Lettres - Le syndrome Hygrade

Plus de gens quittent Montréal parce que les taxes sont trop élevées. Les taxes sont trop élevées parce que plus de gens quittent Montréal. Tout le monde est d'accord pour réduire les déplacements en voiture dans les villes, mais encore faut-il être cohérent. On sait que la Ville a besoin d'argent. Les structures seraient-elles trop lourdes? Sans aucun doute.

On parle d'une taxe de 45 $ par véhicule immatriculé à Montréal. La redistribution d'un pourcentage des taxes sur l'essence ne serait-elle pas plus juste? Pourquoi pénaliser ceux qui essaient d'utiliser des moyens de transport autres que leur voiture, pour, entre autres, réduire la pollution?

Pourquoi les transports en commun ne sont-ils pas gratuits durant la journée sans voiture? Soyons conséquents.

Les commerces ne peuvent pas survivre uniquement grâce aux riverains. Ils ont besoin de visiteurs, mais on veut réduire les espaces de stationnement sur le Plateau et on veut augmenter le tarif des parcomètres à 3 $ l'heure dans les rues commerciales. Veut-on que le Plateau redevienne ce qu'il était il y a 30 ans? Veut-on faire mourir les commerces de proximité qui permettent au Plateau d'être justement ce qu'il est? Veut-on que les citoyens aillent plutôt faire leurs courses dans les centres commerciaux, où il est facile de se garer? Accepterait-on des parcomètres obligatoires dans les stationnements des centres commerciaux?

Les citoyens du Plateau ont maintes fois démontré qu'ils étaient ouverts aux changements, mais encore faut-il comprendre leurs problèmes quotidiens et suivre un certain ordre dans la logique de l'application de la réglementation.

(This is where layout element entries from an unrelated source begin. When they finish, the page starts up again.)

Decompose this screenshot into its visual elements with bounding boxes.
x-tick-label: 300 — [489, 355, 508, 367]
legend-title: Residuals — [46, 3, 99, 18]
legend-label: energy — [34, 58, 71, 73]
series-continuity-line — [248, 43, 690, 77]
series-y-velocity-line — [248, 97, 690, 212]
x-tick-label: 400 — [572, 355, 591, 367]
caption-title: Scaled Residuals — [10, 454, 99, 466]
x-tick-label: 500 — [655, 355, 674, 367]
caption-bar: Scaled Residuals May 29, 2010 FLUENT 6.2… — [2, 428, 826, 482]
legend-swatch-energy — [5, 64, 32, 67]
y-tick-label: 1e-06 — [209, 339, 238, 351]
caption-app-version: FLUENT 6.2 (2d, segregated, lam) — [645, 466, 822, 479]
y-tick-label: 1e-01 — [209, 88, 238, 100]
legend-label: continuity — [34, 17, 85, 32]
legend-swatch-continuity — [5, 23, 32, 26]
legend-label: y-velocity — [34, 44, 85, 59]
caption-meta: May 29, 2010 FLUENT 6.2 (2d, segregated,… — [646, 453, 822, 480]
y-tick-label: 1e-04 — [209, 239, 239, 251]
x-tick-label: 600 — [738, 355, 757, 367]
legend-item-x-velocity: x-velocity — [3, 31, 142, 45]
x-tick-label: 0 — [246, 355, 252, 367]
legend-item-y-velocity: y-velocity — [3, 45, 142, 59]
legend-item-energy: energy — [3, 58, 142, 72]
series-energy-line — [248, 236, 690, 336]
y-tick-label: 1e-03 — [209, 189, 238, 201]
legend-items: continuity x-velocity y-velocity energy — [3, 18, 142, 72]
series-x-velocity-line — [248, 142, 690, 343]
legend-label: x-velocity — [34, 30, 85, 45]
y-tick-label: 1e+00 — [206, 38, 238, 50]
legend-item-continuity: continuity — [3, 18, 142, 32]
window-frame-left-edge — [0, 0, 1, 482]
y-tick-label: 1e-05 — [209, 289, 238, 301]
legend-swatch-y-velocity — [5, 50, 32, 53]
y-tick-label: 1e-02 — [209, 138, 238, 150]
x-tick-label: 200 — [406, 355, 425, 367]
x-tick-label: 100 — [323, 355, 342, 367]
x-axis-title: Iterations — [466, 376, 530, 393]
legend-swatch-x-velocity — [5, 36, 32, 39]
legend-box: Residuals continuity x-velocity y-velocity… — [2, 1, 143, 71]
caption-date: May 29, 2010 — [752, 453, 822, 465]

On parle d'installer des parcomètres dans les rues résidentielles. Est-ce pour que les citoyens aillent travailler en voiture dans des arrondissements moins gourmands? Le nettoyage des rues est passé de deux fois par semaine et par côté de rue à une fois par semaine. La raison invoquée était de simplifier la vie des citoyens qui n'allaient pas travailler en voiture. Maintenant, on veut les pénaliser en ajoutant des parcomètres dans les rues résidentielles.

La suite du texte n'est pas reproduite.